Der Schweizer Strommarkt ist Bestandteil des europäischen Strommarktes und ist der EEX mit Sitz in Leipzig (Deutschland) angegliedert. Dadurch werden die Schweizer Strompreise am Grosshandelsmarkt in Euro gehandelt. Hinzu kommt, dass die Schweiz grenzüberschreitende Stromleitungen nach Deutschland, Frankreich, Österreich und Italien besitzt. Dadurch ist die Schweiz eine Stromdrehscheibe in Mitteleuropa. Daher spielen die Preisentwicklungen in den drei Ländern Deutschland, Frankreich und Italien eine wesentliche Rolle in der Preisbildung am Schweizer Terminmarkt. Der deutsche Strommarkt ist einer der grössten und liquidesten Märkte in Europa und besitzt daher einen dominierenden Einfluss auf die umliegenden Länder.

Rückblick

Die Entwicklung der Strompreise war bis etwa Mitte Mai 2017 von einer Seitwärtsbewegung geprägt. Zwar schwankten auch in diesem Zeitraum die Preise um bis zu drei Euro, aber ein Trend war nicht klar erkennbar. In Schweizer Franken jedoch änderten sich die Preise etwas früher.

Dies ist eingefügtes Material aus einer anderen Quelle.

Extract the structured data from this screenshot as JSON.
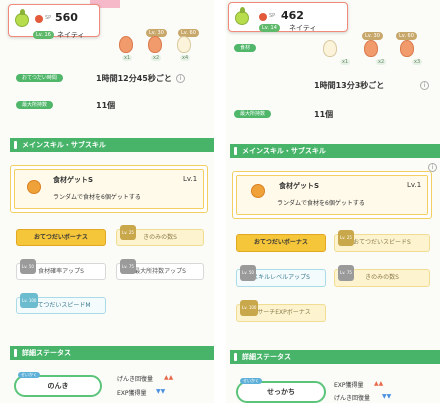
{
  "left": {
    "header": {
      "cp_label": "SP",
      "cp_value": "560",
      "lv": "Lv. 16",
      "nature": "ネイティ"
    },
    "ingredients": {
      "lv_tags": [
        "Lv. 30",
        "Lv. 60"
      ],
      "counts": [
        "x1",
        "x2",
        "x4"
      ]
    },
    "help_label": "おてつだい時間",
    "help_value": "1時間12分45秒ごと",
    "max_label": "最大所持数",
    "max_value": "11個",
    "section_skills": "メインスキル・サブスキル",
    "skill": {
      "name": "食材ゲットS",
      "lv": "Lv.1",
      "desc": "ランダムで食材を6個ゲットする"
    },
    "subskills": [
      {
        "lv": "",
        "label": "おてつだいボーナス"
      },
      {
        "lv": "Lv. 25",
        "label": "きのみの数S"
      },
      {
        "lv": "Lv. 50",
        "label": "食材確率アップS"
      },
      {
        "lv": "Lv. 75",
        "label": "最大所持数アップS"
      },
      {
        "lv": "Lv. 100",
        "label": "おてつだいスピードM"
      }
    ],
    "section_stats": "詳細ステータス",
    "nature_tag": "せいかく",
    "nature_name": "のんき",
    "stat_up": "げんき回復量",
    "stat_down": "EXP獲得量"
  },
  "right": {
    "header": {
      "cp_label": "SP",
      "cp_value": "462",
      "lv": "Lv. 14",
      "nature": "ネイティ"
    },
    "ingredients": {
      "lv_tags": [
        "Lv. 30",
        "Lv. 60"
      ],
      "counts": [
        "x1",
        "x2",
        "x3"
      ]
    },
    "help_label": "食材",
    "help_value": "1時間13分3秒ごと",
    "max_label": "最大所持数",
    "max_value": "11個",
    "section_skills": "メインスキル・サブスキル",
    "skill": {
      "name": "食材ゲットS",
      "lv": "Lv.1",
      "desc": "ランダムで食材を6個ゲットする"
    },
    "subskills": [
      {
        "lv": "",
        "label": "おてつだいボーナス"
      },
      {
        "lv": "Lv. 25",
        "label": "おてつだいスピードS"
      },
      {
        "lv": "Lv. 50",
        "label": "スキルレベルアップS"
      },
      {
        "lv": "Lv. 75",
        "label": "きのみの数S"
      },
      {
        "lv": "Lv. 100",
        "label": "リサーチEXPボーナス"
      }
    ],
    "section_stats": "詳細ステータス",
    "nature_tag": "せいかく",
    "nature_name": "せっかち",
    "stat_up": "EXP獲得量",
    "stat_down": "げんき回復量"
  },
  "glyphs": {
    "info": "i",
    "up": "▲▲",
    "down": "▼▼"
  }
}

*Der Marktbericht der EBL dient ausschliesslich zu Informationszwecken. Alle verwendeten Daten und Informationen hält die EBL für zuverlässig und vertrauenswürdig. Für die Richtigkeit der Angaben durch die Primär- und Sekundärquellen übernimmt die EBL jedoch keine Haftung oder Gewährleistung. Die Texte werden nach besten Wissen und Gewissen geschrieben und veröffentlicht.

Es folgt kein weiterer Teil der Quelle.